Когда щир и караванщик подошли, двое корабельщиков выпрыгнули им навстречу. Еще трое остались в лодке. Один из выпрыгнувших поднял весло, другой, улыбаясь, приветственно похлопал Сюрикена по плечу. «Вот он поедет с вами», – сказал Гелле.
Сюрикен всего ждал, но не такого. «Мы не договаривались!» – начал было он, делая шаг назад. Но сразу же отступил влево, потому что справа к нему, угрожающе держа весло, двинулся чужеземный мореход. Корабельщик попытался ударить Сюрикена веслом в живот – тот увернулся, выхватил из-за пазухи нож, но воспользоваться им не успел: в шею ему впилась веревка, накинутая другим морским разбойником.
Мгновенно небо перевернулось перед глазами Сюрикена, в его ноздри, уши и рот полилась солёная морская вода. Гелле ногой выбил нож из руки молодого человека, а потом с силой наступил на ладонь. Другие били и держали под водой, пока караванщик не перестал сопротивляться. Тогда его, задыхающегося и судорожно кашляющего, связали и бросили в лодку.
Гелле вскочил следом, просунул цепкую руку Сюрикену под рубаху и выдернул кошель с золотом. Потом проворно выбрался из лодки, корабельщики тот час оттолкнули свою посудину от берега и бысто-быстро стали грести прочь.
Щир подобрал сюрикенов нож, сунул себе за голенище. «Сдохни, гадюка», – пробормотал он в сторону прыгающей на волнах лодки и ушёл по тропинке вверх, туда, где ждали люди и лошади.
Из дневника Маны
Весна, весна! В этот край она приходит позже, чем в Утерехте. Но как она долгожданна и прекрасна! Воздух резок и свеж, словно его выстирали, как стирают напоследок тёплые зимние вещи, чтобы после упрятать их в сундук.
Вчера я увидела первые цветы – жёлтые, похожие на крошечных птенцов. Удивительно!
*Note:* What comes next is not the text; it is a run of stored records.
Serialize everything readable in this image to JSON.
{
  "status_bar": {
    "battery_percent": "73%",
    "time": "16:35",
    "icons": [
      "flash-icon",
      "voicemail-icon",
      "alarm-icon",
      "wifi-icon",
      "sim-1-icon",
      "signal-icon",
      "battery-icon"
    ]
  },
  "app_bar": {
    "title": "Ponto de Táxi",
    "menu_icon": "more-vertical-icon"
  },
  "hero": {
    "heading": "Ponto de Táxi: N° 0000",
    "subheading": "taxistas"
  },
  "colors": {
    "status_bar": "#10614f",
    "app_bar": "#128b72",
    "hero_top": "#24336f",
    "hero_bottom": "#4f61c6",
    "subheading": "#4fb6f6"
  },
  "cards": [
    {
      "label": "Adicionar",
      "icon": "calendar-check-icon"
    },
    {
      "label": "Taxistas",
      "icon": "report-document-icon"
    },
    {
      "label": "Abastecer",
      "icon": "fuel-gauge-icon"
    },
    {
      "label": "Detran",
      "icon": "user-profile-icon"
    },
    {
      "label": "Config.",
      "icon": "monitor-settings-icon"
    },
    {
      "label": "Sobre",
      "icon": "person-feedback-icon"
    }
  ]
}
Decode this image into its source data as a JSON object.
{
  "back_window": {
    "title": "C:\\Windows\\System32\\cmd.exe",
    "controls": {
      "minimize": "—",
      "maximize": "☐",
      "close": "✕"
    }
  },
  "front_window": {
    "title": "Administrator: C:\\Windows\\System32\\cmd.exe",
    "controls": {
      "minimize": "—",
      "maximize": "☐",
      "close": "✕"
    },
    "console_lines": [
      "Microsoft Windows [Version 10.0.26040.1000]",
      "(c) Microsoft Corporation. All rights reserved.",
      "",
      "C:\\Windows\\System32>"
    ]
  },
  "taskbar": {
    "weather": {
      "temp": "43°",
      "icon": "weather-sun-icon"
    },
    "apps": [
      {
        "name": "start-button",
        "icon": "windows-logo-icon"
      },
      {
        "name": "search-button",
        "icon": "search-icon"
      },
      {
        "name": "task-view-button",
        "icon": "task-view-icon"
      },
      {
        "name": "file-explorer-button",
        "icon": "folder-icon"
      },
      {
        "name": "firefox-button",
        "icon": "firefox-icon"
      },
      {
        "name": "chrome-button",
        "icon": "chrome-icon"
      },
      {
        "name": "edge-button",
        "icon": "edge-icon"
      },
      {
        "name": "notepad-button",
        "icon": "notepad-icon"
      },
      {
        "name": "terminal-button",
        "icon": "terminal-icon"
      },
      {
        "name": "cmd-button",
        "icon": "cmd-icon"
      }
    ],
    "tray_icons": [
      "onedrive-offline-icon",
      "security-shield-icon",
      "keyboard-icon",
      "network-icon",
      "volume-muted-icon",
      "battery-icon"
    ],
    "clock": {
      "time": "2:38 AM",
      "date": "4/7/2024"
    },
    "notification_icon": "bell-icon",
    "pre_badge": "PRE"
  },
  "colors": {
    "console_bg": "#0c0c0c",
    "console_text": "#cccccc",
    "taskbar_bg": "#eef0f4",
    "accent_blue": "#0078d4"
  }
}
Листьев еще нет, а цветы уже распустились – как они спешат навстречу солнцу!
Возле нашего нового дома наконец-то высохла грязь, и путешествия по улицам Ро стали не так затруднительны.
Когда выдается свободное время, я брожу по городу. Здесь все не так, как в Утерехте. Во-первых, городская площадь. В Утерехте она невелика, но зато на ней никогда не проводят торжищ или ярмарок. Здесь же площадь пустует редко, поскольку всегда есть, кому продавать и кому покупать. Во-вторых, дома. У нас дома многоэтажные, крыши плоские, внутри дома – дворик, где стирают и сушат белье, часто во дворе колодец или фонтан. В Ро дома большей частью одноэтажные, каменные, иногда и деревянные, с покатой крышей и тяжелыми ставнями на окнах.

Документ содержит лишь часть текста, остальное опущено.